Megan Skiendel: And that window — I want to make it concrete, because I keep seeing this framed as future risk. It's not future. Picture someone at an outdoor market, Saturday afternoon. Two men nearby, Ray-Bans on. She has no idea if the glasses are recording. And we know they've been used to film women on beaches, outside shops — that's where 'Pervert Glasses' came from, that's not a hypothetical nickname.
Zara Reyes: Logged harm. Not projected.
Megan Skiendel: Logged. And the ICO's response to all of it — the subcontractor footage, the intimate videos — was a letter. Preliminary contact. Not enforcement. So you have documented harm on one side and correspondence on the other, and meanwhile millions of units are already in the wild.
Zara Reyes: Zuckerberg is personally the face of this rollout. Like, that's not a mid-level product launch — that's the CEO out front, which means Meta has calculated that the reputational exposure is worth less than the market position they're locking in right now.
Megan Skiendel: And this is — honestly, I've watched this exact sequence before. Smartphone location tracking ran in a legal grey zone for years. Social media data harvesting, same thing. The framework arrives after the behavior is already normalized. The difference here is the patent describes capabilities — continuous audio, medication-timing correlation, ambient emotional modeling — for which no specific legal framework exists in most jurisdictions right now.
Zara Reyes: No framework. So there's nothing to lag behind.
Megan Skiendel: That's the actual trap. Regulatory lag assumes there's a law moving too slowly to catch up. Here there's no law at all for ambient emotional surveillance at this resolution. And once dozens of glasses models are shipping and always-on is just — ambient, default, expected — you're not regulating a new technology anymore. You're trying to unwind baseline infrastructure. That's a different political problem entirely.
Zara Reyes: The normalization window is open right now. That's — I mean, that's the whole thing to watch. Not what Meta does next. Whether any regulator moves before the baseline is set.
Megan Skiendel: And so far the answer is: a letter.
Zara Reyes: And I can't shake this — like, Meta AI is already in the glasses, already queryable in real time. You're not waiting for the patent to ship. The ambient layer is live. So the question isn't whether this technology arrives. It's whether consent architecture or actual regulatory guardrails arrive before always-on emotional inference just becomes... baseline. Infrastructure. The thing nobody debates anymore.

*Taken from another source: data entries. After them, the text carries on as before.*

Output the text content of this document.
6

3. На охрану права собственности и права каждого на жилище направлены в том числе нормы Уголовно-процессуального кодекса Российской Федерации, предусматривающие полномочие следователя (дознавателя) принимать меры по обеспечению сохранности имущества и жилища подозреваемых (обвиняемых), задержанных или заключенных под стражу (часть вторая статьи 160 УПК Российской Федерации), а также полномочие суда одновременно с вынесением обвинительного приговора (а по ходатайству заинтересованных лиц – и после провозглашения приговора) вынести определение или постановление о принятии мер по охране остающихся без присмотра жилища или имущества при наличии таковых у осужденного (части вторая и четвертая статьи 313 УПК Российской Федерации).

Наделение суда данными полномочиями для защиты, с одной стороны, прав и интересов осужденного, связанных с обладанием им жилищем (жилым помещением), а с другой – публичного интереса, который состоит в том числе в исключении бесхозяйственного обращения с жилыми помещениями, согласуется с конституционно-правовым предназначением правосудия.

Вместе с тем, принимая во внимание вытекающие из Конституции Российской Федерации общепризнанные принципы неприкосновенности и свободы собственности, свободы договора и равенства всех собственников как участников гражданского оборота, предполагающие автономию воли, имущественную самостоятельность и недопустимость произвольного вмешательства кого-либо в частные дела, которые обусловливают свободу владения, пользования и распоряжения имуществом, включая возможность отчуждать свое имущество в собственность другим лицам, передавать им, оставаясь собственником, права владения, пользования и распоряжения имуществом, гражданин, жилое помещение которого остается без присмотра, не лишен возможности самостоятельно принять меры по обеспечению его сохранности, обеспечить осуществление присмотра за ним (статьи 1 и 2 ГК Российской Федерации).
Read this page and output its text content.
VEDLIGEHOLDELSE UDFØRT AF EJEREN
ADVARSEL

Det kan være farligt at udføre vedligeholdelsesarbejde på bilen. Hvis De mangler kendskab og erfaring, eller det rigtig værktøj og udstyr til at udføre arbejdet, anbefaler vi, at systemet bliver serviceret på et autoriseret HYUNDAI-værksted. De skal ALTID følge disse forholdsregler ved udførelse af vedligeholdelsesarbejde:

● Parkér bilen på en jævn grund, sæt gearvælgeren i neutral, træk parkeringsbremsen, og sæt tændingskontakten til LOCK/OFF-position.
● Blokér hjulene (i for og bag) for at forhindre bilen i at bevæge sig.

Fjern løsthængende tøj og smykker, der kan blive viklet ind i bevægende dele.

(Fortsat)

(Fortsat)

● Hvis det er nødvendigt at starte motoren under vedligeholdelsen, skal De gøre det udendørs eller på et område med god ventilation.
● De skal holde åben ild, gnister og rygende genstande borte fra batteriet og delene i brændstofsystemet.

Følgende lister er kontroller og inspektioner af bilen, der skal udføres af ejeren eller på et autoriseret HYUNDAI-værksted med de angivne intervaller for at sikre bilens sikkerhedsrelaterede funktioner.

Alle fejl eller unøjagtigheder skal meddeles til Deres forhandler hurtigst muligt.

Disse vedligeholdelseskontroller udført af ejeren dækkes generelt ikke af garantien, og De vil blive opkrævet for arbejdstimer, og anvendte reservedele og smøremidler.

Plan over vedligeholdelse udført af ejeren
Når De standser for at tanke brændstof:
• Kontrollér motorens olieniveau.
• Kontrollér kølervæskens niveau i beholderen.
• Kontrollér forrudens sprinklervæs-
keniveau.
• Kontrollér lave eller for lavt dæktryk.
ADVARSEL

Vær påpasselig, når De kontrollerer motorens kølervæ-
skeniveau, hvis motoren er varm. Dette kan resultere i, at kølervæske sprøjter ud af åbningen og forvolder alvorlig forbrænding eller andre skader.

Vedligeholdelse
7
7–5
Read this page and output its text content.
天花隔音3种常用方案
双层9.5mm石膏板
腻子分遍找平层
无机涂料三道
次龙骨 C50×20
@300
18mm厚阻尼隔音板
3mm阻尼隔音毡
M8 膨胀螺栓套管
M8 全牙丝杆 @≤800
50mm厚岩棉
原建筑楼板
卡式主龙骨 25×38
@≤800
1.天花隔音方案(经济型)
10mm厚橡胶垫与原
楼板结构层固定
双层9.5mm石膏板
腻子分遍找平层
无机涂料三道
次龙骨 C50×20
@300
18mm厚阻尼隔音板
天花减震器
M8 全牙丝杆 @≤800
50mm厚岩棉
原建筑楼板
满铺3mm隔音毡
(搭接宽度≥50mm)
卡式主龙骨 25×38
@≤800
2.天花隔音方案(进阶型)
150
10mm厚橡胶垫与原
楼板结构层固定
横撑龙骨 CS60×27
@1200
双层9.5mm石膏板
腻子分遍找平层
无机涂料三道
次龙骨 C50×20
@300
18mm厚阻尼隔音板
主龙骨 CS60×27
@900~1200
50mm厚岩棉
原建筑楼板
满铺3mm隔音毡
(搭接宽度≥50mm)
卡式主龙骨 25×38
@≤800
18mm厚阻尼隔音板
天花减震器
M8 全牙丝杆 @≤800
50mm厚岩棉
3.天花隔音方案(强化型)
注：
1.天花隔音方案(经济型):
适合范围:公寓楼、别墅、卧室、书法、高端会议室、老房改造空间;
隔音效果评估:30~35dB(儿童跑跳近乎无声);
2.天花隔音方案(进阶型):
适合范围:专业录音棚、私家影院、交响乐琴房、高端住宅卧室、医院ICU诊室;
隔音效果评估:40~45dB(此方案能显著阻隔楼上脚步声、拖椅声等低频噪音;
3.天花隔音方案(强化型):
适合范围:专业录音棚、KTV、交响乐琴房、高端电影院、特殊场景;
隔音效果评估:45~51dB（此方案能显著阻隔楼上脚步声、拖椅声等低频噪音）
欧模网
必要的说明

Megan Skiendel: Or neither. That's the third option nobody wants to say out loud.
Zara Reyes: Consent architecture, regulatory guardrails, or neither. And so far — I mean, the evidence points somewhere pretty specific. Millions of units. A letter from the ICO. Dozens of new models in the pipeline. I genuinely don't know who closes that window.
Megan Skiendel: Honestly, neither do I. And I've been watching these cycles long enough that saying that — that's not nothing.
Zara Reyes: Thanks for sitting in this with me. It's an uncomfortable place to end.